Building off of workforce partnerships and 100 percent job placement rate for graduates
BERLIN — After a decade of successfully training and placing students in welding positions at more than 30 Granite State organizations, the White Mountains Community College’s advanced welding programs will be expanding this year through a new associate in trades management degree offering in the fall of 2017. The new program will provide graduates with more training for leadership skills introduced in WMCC’s welding, advanced welding and industrial maintenance certificates.
The advanced welding programs offer an educational experience that is heavy on hands-on learning. As much as 90 percent of the instruction takes place in a lab. It also provides career preparation training to assist students with resumes, mock interviews, and networking opportunities with local companies to refine soft skills.
To date, 100 percent of its job-seeking students complete the program with a job waiting for them. Some companies hiring WMCC grads include the Portsmouth Naval Shipyard, Westinghouse Electric and Cianbro among others.
“Attitude and the desire to learn are major tenets of our program, so we focus on hands-on learning and the skills that will help the student excel in his or her career,” said Michael J. Pike, a Welding Technology instructor and the program’s coordinator at White Mountains Community College. “Because of the flexibility and stackability of our certificates and Associate degree structure, we see people of all ages and experience attracted to this program and the pathways to employment that it creates.”

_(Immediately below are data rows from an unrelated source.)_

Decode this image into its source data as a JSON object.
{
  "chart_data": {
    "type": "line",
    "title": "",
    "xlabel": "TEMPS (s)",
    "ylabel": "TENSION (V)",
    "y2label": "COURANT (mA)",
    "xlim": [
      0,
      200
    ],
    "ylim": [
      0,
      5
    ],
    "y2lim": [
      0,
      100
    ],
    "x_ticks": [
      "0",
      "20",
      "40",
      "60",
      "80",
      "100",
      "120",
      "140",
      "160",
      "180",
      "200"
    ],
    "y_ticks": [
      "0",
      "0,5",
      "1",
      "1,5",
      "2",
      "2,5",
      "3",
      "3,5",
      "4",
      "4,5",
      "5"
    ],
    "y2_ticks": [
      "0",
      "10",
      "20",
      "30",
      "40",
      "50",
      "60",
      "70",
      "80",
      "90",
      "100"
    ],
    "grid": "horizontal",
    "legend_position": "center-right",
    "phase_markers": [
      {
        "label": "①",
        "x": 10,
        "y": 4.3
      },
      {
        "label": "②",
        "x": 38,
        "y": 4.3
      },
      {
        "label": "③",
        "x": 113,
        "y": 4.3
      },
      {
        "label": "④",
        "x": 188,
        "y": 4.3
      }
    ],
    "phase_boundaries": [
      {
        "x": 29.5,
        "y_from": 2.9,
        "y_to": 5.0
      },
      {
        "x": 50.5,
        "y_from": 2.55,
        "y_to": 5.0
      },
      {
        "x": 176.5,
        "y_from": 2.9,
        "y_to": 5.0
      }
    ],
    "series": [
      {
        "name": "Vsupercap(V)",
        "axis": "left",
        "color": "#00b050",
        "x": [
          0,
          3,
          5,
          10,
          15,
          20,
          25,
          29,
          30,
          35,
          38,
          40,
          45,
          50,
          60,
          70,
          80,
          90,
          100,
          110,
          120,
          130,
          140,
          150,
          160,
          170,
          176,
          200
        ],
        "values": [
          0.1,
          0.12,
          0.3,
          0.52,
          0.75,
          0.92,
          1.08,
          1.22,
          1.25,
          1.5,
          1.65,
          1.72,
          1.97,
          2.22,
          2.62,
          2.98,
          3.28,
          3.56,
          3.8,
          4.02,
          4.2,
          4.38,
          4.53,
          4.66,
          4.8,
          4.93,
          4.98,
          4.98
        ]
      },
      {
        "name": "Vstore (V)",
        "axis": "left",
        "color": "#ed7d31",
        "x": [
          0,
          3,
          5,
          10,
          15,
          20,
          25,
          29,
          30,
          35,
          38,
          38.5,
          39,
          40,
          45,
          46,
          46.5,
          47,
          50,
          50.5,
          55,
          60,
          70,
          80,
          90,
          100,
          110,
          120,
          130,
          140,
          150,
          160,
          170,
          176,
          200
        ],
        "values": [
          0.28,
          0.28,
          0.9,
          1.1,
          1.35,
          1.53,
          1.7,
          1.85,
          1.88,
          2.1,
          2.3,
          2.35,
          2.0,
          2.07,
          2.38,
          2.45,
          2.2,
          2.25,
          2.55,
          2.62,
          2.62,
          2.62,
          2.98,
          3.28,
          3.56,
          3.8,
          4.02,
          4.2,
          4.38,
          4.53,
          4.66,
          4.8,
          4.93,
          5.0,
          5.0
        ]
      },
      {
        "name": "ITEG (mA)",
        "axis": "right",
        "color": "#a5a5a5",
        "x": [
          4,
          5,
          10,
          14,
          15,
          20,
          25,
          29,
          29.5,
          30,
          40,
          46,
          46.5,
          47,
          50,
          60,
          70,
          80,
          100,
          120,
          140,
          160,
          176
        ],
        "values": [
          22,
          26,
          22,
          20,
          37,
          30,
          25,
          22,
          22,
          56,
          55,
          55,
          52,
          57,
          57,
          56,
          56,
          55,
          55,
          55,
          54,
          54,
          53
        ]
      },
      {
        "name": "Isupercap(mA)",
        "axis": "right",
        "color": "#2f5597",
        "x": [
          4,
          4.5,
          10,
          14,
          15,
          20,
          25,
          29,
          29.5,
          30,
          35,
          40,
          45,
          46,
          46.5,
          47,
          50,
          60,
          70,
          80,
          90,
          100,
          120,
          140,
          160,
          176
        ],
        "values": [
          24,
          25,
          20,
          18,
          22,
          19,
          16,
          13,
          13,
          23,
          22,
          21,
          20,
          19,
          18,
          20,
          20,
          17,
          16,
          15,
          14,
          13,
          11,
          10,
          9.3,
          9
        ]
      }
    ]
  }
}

That includes recent graduate Walter Luikey from Glen, who at 80 years young, completed a welding certificate and returned to work with the Eastern Millwright Regional Council’s New England Local Union #1121, one of WMCC’s welding program’s hallmark partners. Millwrights are precision craftsmen who install, upgrade, maintain, diagnose, and repair complex and intricate machinery for many industries. Continuously employed throughout his career, he took his updated skill set and past experience running his own business, to update his skills and further advance his career.
The base for WMCC’s program is the Advanced Welding Certificate, a full time, two semester program. Graduates learn the core applications of the welding trade, as well necessary safety, blueprint reading and other skills needed for employment in today’s welding industry. The certificate provides students with the skills and knowledge necessary to achieve certification in multiple processes by including test preparation as part of the course.
WMCC’s Pike helped launch the school’s Welding Technology degree and certificate programs 10 years ago, borne out of the State of New Hampshire’s desire to help workers who had been laid off and bolster the workforce for skilled manufacturing.
“The contractors I work for continuously recognize the value of tradesman with a welding background,” said Albert Marquis from Colebrook, who completed training at WMCC in August of 2015. “My experience in the WMCC Welding Program enabled me to secure more work as a millwright welder.”
But not all the work falls on students and instructors. WMCC’s welding program industry partners are active participants, frequently speaking to classes about what they look for in employees. This makes it easier to make connections within the industry while introducing students to job opportunities – Pike says students have had up to 11 different job offers waiting for them upon completion of the program.